戦後民主主義とともに男女共学が広がり、女の子は男の子を「君(くん)」付けで呼び始めるようになりました。
女の子が男の子を「君(くん)」付けで呼ぶのも、団塊世代が初めてです。それまでは「さん」付けが普通で、小中学校でも「さん」付けでした。
「君(くん)」付けで呼ぶということは、男女が対等になったということです。そこから、自分の意志で決める「恋愛結婚」、そして「同年婚」や「友達夫婦」も生まれていきました。
団塊世代以前、戦前までは、「結婚は家と家が結びつくものであり、結婚相手は『見合い』で決める」という考え方が長く続いてきました。それが団塊世代で初めて、「『見合い婚』と『恋愛婚』の割合が逆転」したのです。
そうした男女のフラットな関係は、米国から入ってきた「ウーマン・リブ(女性解放運動)」とも結びつき、団塊世代の女性たちの共感を得ていったのです。
仕事を諦めた団塊女性が、娘の「孫育て」を応援
しかし、団塊世代の女性が会社に入り、結婚する頃は、男女雇用機会均等法がまだ施行されていませんでした。能力が高い女性でも、男性と同等の仕事をすることが難しい時代。有名国立大学を首席で卒業した女性がアルバイトで働くことも普通にありました。

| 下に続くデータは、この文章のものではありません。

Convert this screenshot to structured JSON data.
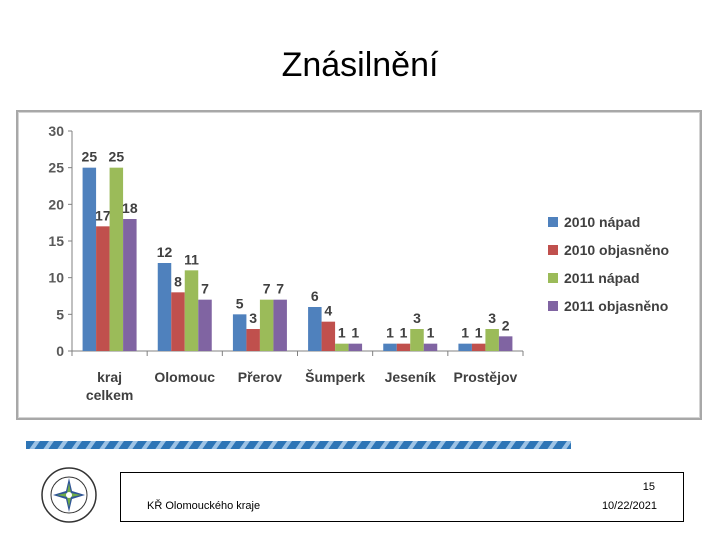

「結婚をとるか、仕事をとるか」という選択を迫られ、「結婚をとった」女性の多くは会社を辞め、専業主婦になっていったのです。その結果、団塊世代の女性は、専業主婦率が1番高くなっています。
「男性と同じように思いきり仕事をしたい」
そう思いながらも、現実には専業主婦にならざるをえなかった――。それが団塊世代の女性たちです。それゆえに彼女たちは自分たちの娘、つまり30代前半から40代半ばの「団塊ジュニア世代」の子育て、つまり「孫育て」を手伝っているのです。

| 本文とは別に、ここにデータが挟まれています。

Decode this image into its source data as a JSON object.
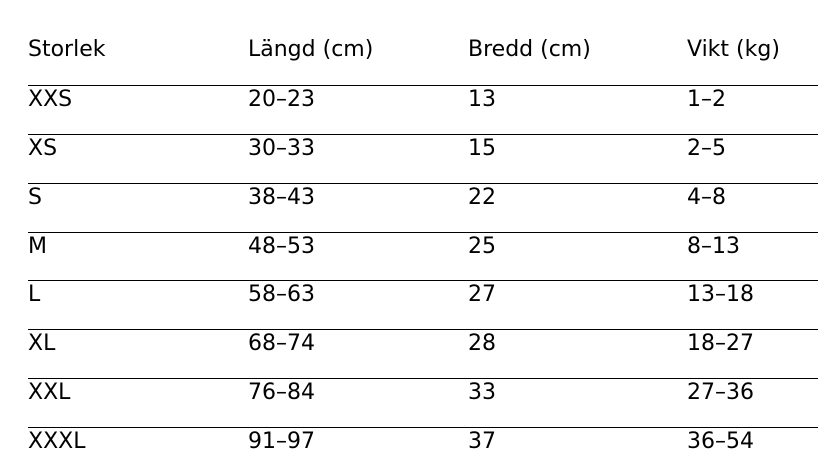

「あなたは仕事を頑張りなさい、家事や育児は私が手伝ってあげるから。男なんか会社でたいしたことないのよ」というのが団塊女性の本音でしょう。このように、各世代の価値観やライフスタイルには「時代背景」が大きくかかわっています。
バブル世代には「バブル世代の恋愛の形」があり、さとり世代には「さとり世代の恋愛の形」があります。「20代=恋人がいない人が過去最高」と言われますが、それには現代の社会インフラや人間関係が大きく影響している、と『日本初!たった1冊で誰とでもうまく付き合える世代論の教科書』の共著者である原田曜平氏(博報堂ブランドデザイン若者研究所リーダー)は本の中で分析しています。
それぞれの世代は、全体の「流れ」の中で見ることで、「立体的に」見ることができます。時代背景やつながりを知ることで、自分自身や身近な人を「深く」理解できるきっかけになります。
ぜひ「本物の世代論」を身につけ、世の中を「立体的に」「深く」見る目を養ってください。